This is actually based on a design I built over 10 years ago. Back then it was smaller and power by a weak brushed DC motor. This a complete rebuild using heavier materials a stronger brushless motor. A single servo-controlled front ski is used for steering. I tried using a rudder also but it did not seem to help much. I have made front suspension with a spring, and the rear suspension is just the wires that the skis are mounted to that are flexing. The suspension is a key part of the design to improve stability at higher speeds.
The entire thing is built pretty fast, using 12 mm thick plywood that is mostly glued the screwed together. The skis are made out of 4 mm plywood and are painted with a layer of glossy paint on the underside.
There is still a lot of room for improvement. For example, this vehicle is pretty top heavy. This causes it to tip over easily when turning too fast. The torque from the motor can also cause it to tip over while accelerating too fast or turning to the right. It would probably be a good idea to make it wider and a bit lower.
In any case, it was an interesting project to experiment with!
Click on the image below to make it larger. It shows the vehicle in the same configuration as in the video.
Another video with more winter flying. This time with a few different airplanes. Me and a couple of friends flying at my local RC club: FK Gamen. It is actually pretty uncommon that we have this much snow here where I live. Usually, it just comes a few centimeters of snow that melts away the next day. But this time the weather was perfect. Lots of snow, low winds and sunny.

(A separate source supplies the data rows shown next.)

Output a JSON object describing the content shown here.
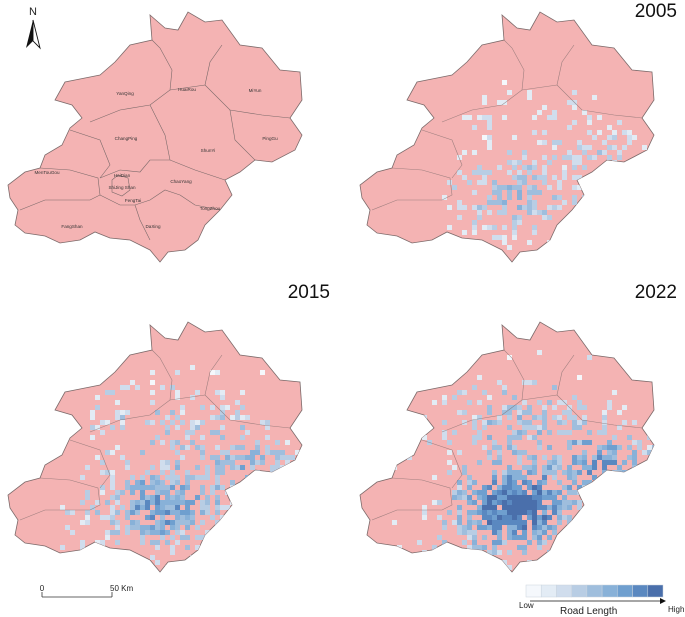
{
  "panels": [
    {
      "id": "base",
      "year": "",
      "density": 0
    },
    {
      "id": "p2005",
      "year": "2005",
      "density": 1
    },
    {
      "id": "p2015",
      "year": "2015",
      "density": 2
    },
    {
      "id": "p2022",
      "year": "2022",
      "density": 3
    }
  ],
  "districts": [
    "YanQing",
    "HuaiRou",
    "MiYun",
    "ChangPing",
    "PingGu",
    "ShunYi",
    "MenTouGou",
    "HaiDian",
    "ChaoYang",
    "ShiJing Shan",
    "FengTai",
    "TongZhou",
    "FangShan",
    "DaXing"
  ],
  "north_arrow": "N",
  "scale_bar": {
    "start": "0",
    "end": "50 Km"
  },
  "legend": {
    "low": "Low",
    "high": "High",
    "title": "Road Length",
    "classes": 9
  },
  "colors": {
    "land": "#f4b3b3",
    "border": "#7c6a6a",
    "ramp": [
      "#f5f8fc",
      "#e3ecf5",
      "#d0dded",
      "#b8cde4",
      "#9fbedd",
      "#88b1d8",
      "#6f9fcf",
      "#5a88c0",
      "#4a6fab"
    ]
  }
}
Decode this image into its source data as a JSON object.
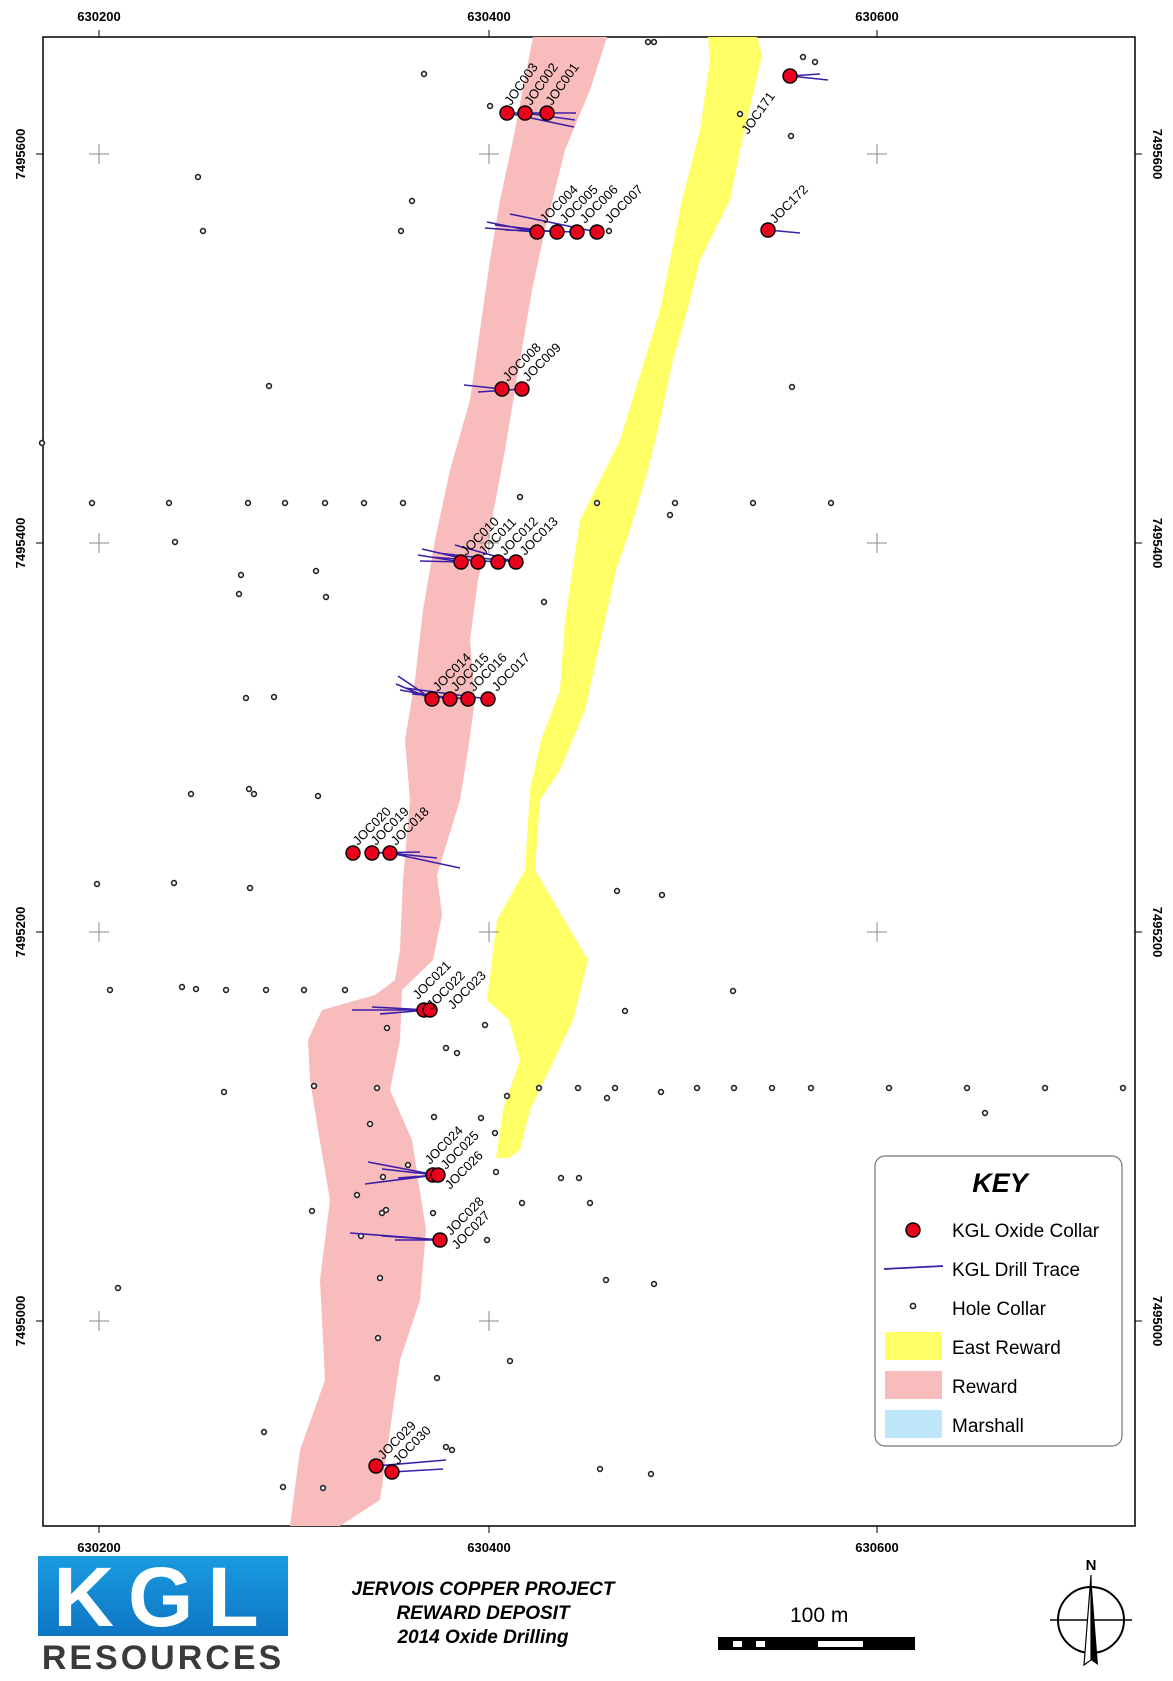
{
  "map": {
    "x_ticks": [
      "630200",
      "630400",
      "630600"
    ],
    "y_ticks": [
      "7495600",
      "7495400",
      "7495200",
      "7495000"
    ],
    "colors": {
      "east_reward": "#ffff66",
      "reward": "#f9bcbc",
      "marshall": "#bde6fb",
      "oxide_collar": "#e8001c",
      "drill_trace": "#3b1fa8",
      "hole_collar": "#222222",
      "grid_cross": "#888888"
    },
    "labels": {
      "JOC001": "JOC001",
      "JOC002": "JOC002",
      "JOC003": "JOC003",
      "JOC004": "JOC004",
      "JOC005": "JOC005",
      "JOC006": "JOC006",
      "JOC007": "JOC007",
      "JOC008": "JOC008",
      "JOC009": "JOC009",
      "JOC010": "JOC010",
      "JOC011": "JOC011",
      "JOC012": "JOC012",
      "JOC013": "JOC013",
      "JOC014": "JOC014",
      "JOC015": "JOC015",
      "JOC016": "JOC016",
      "JOC017": "JOC017",
      "JOC018": "JOC018",
      "JOC019": "JOC019",
      "JOC020": "JOC020",
      "JOC021": "JOC021",
      "JOC022": "JOC022",
      "JOC023": "JOC023",
      "JOC024": "JOC024",
      "JOC025": "JOC025",
      "JOC026": "JOC026",
      "JOC027": "JOC027",
      "JOC028": "JOC028",
      "JOC029": "JOC029",
      "JOC030": "JOC030",
      "JOC171": "JOC171",
      "JOC172": "JOC172"
    }
  },
  "legend": {
    "title": "KEY",
    "oxide_collar": "KGL Oxide Collar",
    "drill_trace": "KGL Drill Trace",
    "hole_collar": "Hole Collar",
    "east_reward": "East Reward",
    "reward": "Reward",
    "marshall": "Marshall"
  },
  "footer": {
    "title_line1": "JERVOIS COPPER PROJECT",
    "title_line2": "REWARD DEPOSIT",
    "title_line3": "2014 Oxide Drilling",
    "scale_label": "100 m",
    "north_label": "N",
    "logo_main": "KGL",
    "logo_sub": "RESOURCES"
  }
}
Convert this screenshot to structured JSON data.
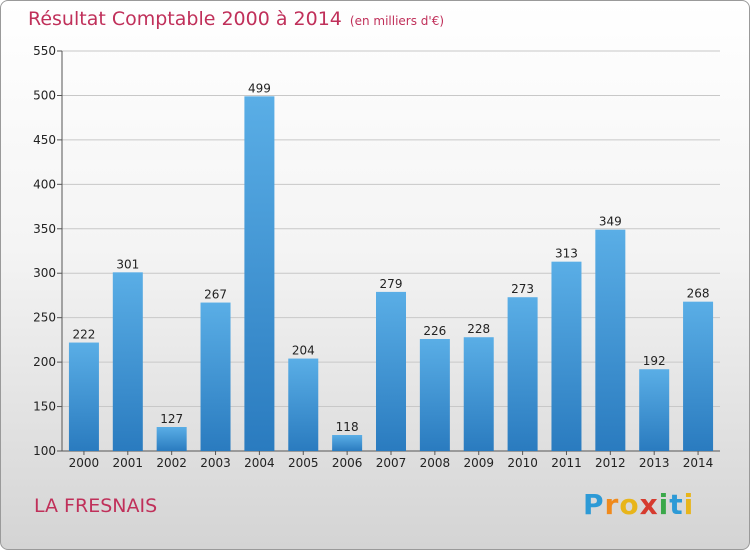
{
  "chart_data": {
    "type": "bar",
    "title": "Résultat Comptable 2000 à 2014",
    "subtitle": "(en milliers d'€)",
    "categories": [
      "2000",
      "2001",
      "2002",
      "2003",
      "2004",
      "2005",
      "2006",
      "2007",
      "2008",
      "2009",
      "2010",
      "2011",
      "2012",
      "2013",
      "2014"
    ],
    "values": [
      222,
      301,
      127,
      267,
      499,
      204,
      118,
      279,
      226,
      228,
      273,
      313,
      349,
      192,
      268
    ],
    "yticks": [
      100,
      150,
      200,
      250,
      300,
      350,
      400,
      450,
      500,
      550
    ],
    "ylim": [
      100,
      550
    ],
    "xlabel": "",
    "ylabel": "",
    "grid": true
  },
  "footer": {
    "commune": "LA FRESNAIS",
    "logo_letters": [
      "P",
      "r",
      "o",
      "x",
      "i",
      "t",
      "i"
    ]
  },
  "colors": {
    "title": "#c0305a",
    "bar_top": "#5aaee6",
    "bar_bottom": "#2a7bbf",
    "logo": [
      "#2d9ad6",
      "#f08a1c",
      "#e8b51a",
      "#d63b2f",
      "#3aa84a",
      "#2d9ad6",
      "#e8b51a"
    ]
  }
}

I found it interesting to experiment with different ski-designs. The planes with smaller skis struggle to stay on top of the soft snow. In the latter part of the video I have made new longer skis for my plane that work better in the soft snow.
Made a set of skis for the Bush Beast 3. This video shows the first few testflights with them.
The skis are made out of 1.5 mm plywood and covered with Oracover on the underside for low friction. I piece of 1 mm piano wire is bent around the main landing gear and makes sure the skis are oriented the right way.
This is a video of my DIY Lidar robot. Here it is using a spinning laser distance sensor (Xiaomi robot vacuum spare part) to drive around and avoid obstacles. The sensor is connected to a Raspberry Pi running a Python script that is the main behavior program. There is no mapping going on, the robot is just going forward and turning away from things that are to close. The Raspberry Pi then sends serial data to an Arduino that controls stepper motors driving the robot.
The Teensy 3.2 is running PID speed control for the DC motor that spins the sensor. It is also reading the binary sensor data and sends it in easy to understand ASCII-messages over serial to the Raspberry Pi. The sensor spins at 5 revolutions per second and makes a distance measurement for every degree. Resulting in 360*5 = 1800 measurements per second. The accuracy is within a few centimeters. This sensor trigonometry to measure distance, in that way it is not a real Lidar sensor.
I have re-built my old balancing robot using a single Arduino Mega instead of my previous solution using three different Arduinos. A better more optimized solution. Schematic and source code is available on the robot page here: http://axelsdiy.brinkeby.se/?page_id=1845
Here is a video of me assembling the main electronics board used in my Bush Beast 3 RC airplane.
A Teensy microcontroller is used to read a decode an S-bus signal from the receiver and make all the servo signals. It manages servo mixing and gyro stabilization, as well as controlling LED lights on the plane.
More info about this, including schematics and code can be found on the Bush Beast 3 page here: Bush Beast 3 page
I got myself two new airplanes this summer at an RC plane auction that was organized at my local RC flying club FK Gamen.
The first one is a J3 Cub ARF model by Thunder Tiger with a wingspan of about 2.2 meters. The model came with a 4-stroke nitro engine that I have replaced with an electric power system. I will make a new landing gear with suspension and fix the motor cowling. I will probably add some kind of gyro stabilization also, this plane is surprisingly unstable in windy conditions.
The second plane is a Flair Magnatilla. The wingspan is about 1.6 meters. This is my first airplane with a nitro engine. A 4-stroke Saito. I will probably add a steerable tailwheel and make a few other adjustments over the winter.
Bush Beast 3 is an RC bush plane that I have designed and built during this winter. The plane is built using balsa wood and covered with Oracover. The design of this airplane a combination of Trent Palmer’s Kitfox, the Pilatus Porter, and various Cub planes.
I have made a custom electronics system on this plane. A Teensy 3.2 microcontroller reads the S-bus signal from the RC receiver and controls all the servos, it also applies 3 axis gyro stabilization and manages all servo mixing and a custom lighting system. More about that in a future video.
I fly my RC Airplanes and quadcopters on LiPo batteries like most other people. But LiPo batteries have several disadvantages. The biggest problem is that their life is pretty short. They usually don’t last more than 100 cycles. Therefore I wanted to explore the possibility of using 18650 cells to power my RC models instead. I while ago I got myself a cheap battery spot welder from China and a couple of genuine LG HG2 cells.